Data Warehouse FAQ
For users accessing this guide online, click the headline for each enhancement to toggle additional details.
Installation and Initial Load
Do I need to be on TeamConnect 5.0 to use Data Warehouse 5.0?
Yes, you must be on TeamConnect 5.0 in order to install Data Warehouse 5.0. The installation upgrades mainly your warehouse database. It makes only minor changes to TeamConnect such as registering the current version of the warehouse application.
Can I upgrade from Data Warehouse 4.x without re-loading all data in the warehouse?
Yes. The installation scripts will migrate your current schema. You can then skip the Initial Loading steps and proceed to Refreshing the Data Warehouse.
Can I run an initial load offline (using a backup of my TeamConnect database) and then restore the warehouse database to my production environment?
Yes. You should not run any Refresh jobs in production until you restore the warehouse database. After restoring to production, run a Refresh to bring the warehouse up-to-date. See the online documentation for steps under Initial Loading Times.
Why is data missing after initial load?
The initial load only collects records whose timestamps are earlier than the maximum modifiedOn timestamp. This maximum value is computed by scanning all records when the initial load begins. You must run a Refresh job following initial load to collect records that were added after initial load. Expect this first refresh to take a while, because it will collect not only new records but also any records that were changed since the initial load began.
My initial load job terminated with an error before it finished. What should I do now?
Run the initial load job again, using the same command (TeamConnect_Warehouse_initial.sh or TeamConnect_Warehouse_initial.bat). It will re-start, skipping over entities that have already completed.
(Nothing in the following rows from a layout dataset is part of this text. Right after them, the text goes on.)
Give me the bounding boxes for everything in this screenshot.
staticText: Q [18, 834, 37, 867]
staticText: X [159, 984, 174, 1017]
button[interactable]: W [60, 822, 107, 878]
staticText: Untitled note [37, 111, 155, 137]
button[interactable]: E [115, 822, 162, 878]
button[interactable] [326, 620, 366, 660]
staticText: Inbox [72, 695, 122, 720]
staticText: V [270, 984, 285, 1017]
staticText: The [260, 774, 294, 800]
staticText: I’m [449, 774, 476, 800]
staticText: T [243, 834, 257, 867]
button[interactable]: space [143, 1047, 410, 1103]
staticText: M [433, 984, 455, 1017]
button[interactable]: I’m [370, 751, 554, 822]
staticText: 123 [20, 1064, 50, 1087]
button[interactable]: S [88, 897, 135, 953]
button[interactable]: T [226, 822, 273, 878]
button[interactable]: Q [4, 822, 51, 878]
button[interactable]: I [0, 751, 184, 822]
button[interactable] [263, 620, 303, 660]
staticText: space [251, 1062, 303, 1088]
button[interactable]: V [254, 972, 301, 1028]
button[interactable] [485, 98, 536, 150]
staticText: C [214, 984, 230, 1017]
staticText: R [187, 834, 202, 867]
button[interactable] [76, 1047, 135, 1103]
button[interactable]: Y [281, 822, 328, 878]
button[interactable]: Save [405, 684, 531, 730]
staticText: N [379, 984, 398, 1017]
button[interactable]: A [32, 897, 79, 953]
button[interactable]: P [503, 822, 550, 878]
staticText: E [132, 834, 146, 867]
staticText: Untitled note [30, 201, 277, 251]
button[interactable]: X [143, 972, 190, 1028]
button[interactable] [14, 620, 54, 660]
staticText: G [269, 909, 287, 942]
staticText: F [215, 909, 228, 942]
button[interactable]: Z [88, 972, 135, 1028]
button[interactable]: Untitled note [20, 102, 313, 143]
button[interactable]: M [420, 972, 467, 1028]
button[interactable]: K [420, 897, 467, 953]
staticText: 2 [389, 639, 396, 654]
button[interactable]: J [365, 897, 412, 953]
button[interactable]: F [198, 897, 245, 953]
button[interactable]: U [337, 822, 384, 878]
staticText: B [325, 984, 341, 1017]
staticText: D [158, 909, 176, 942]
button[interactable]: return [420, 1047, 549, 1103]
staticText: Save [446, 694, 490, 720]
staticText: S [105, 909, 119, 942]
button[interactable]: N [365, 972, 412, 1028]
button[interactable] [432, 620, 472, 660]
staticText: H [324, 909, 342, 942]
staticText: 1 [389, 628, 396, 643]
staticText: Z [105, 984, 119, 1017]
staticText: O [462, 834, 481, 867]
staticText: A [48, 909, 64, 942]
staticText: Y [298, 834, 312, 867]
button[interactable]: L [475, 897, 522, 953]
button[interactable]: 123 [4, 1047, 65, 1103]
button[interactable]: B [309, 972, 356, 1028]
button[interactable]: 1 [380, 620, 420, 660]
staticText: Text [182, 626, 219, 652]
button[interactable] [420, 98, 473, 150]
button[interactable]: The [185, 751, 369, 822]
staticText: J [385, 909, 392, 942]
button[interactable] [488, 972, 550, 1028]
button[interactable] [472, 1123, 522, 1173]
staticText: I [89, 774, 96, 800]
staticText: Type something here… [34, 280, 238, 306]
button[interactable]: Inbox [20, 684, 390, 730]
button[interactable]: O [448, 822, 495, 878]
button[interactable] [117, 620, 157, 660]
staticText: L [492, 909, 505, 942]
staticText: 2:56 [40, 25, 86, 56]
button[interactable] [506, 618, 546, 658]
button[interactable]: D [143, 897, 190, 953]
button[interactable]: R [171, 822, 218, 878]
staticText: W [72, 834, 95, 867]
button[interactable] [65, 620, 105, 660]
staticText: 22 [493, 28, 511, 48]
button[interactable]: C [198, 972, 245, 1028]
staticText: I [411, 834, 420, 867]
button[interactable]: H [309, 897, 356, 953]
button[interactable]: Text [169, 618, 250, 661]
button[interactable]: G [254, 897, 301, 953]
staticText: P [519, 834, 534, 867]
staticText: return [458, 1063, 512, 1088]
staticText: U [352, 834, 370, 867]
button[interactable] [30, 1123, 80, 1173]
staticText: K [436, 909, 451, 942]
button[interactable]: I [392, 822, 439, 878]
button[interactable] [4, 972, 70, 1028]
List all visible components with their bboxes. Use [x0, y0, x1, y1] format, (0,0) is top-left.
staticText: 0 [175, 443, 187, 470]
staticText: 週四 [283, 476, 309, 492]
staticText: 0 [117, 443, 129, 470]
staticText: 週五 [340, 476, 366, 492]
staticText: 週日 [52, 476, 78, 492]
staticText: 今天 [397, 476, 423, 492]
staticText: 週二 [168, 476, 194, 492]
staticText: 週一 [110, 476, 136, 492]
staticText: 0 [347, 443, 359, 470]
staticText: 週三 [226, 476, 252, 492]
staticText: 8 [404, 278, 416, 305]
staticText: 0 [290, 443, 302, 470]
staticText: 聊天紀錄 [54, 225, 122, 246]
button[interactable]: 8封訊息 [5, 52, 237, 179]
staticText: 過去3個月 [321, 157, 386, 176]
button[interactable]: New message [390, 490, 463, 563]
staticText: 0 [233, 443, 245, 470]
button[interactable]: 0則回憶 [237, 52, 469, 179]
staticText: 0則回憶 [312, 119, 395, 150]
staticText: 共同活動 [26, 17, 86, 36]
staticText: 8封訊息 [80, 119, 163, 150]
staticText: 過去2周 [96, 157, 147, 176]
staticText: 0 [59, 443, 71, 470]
What if I don’t want the initial load to resume?
Run the WH_REMOVE.bat or WH_REMOVE.sh script to delete the warehouse database. Then repeat the installation and upgrade steps.
Refresh Jobs
Why are some of the changes users made in the last few minutes before a refresh not included?
It has to do with time boundaries. The warehouse applies an offset to calculate the upper boundary. The default is zero (0) seconds. We recommend you change the offset to a higher value in production environments, or anywhere that you will be actively changing data. An offset of 300 means that when a job starts, it will subtract 5 minutes from the job start time. So a job starting at 15:00 will include only records that were modified earlier than 14:55. The offset is used for safety, because a record that a TeamConnect user saves at, say, 14:59 might not be committed to the database until 15:01. If the boundaries were based strictly on the job start times, these last-minute updates might be missed permanently. The offset in this example adjusts for this potential latency, by collecting only records with timestamps between 13:55 and 14:55. Records updated after 14:55 will be collected in the next refresh -- a bit later, but not forgotten.
I made an update to a record soon after the last refresh but the changes weren’t included in the next refresh. Why not?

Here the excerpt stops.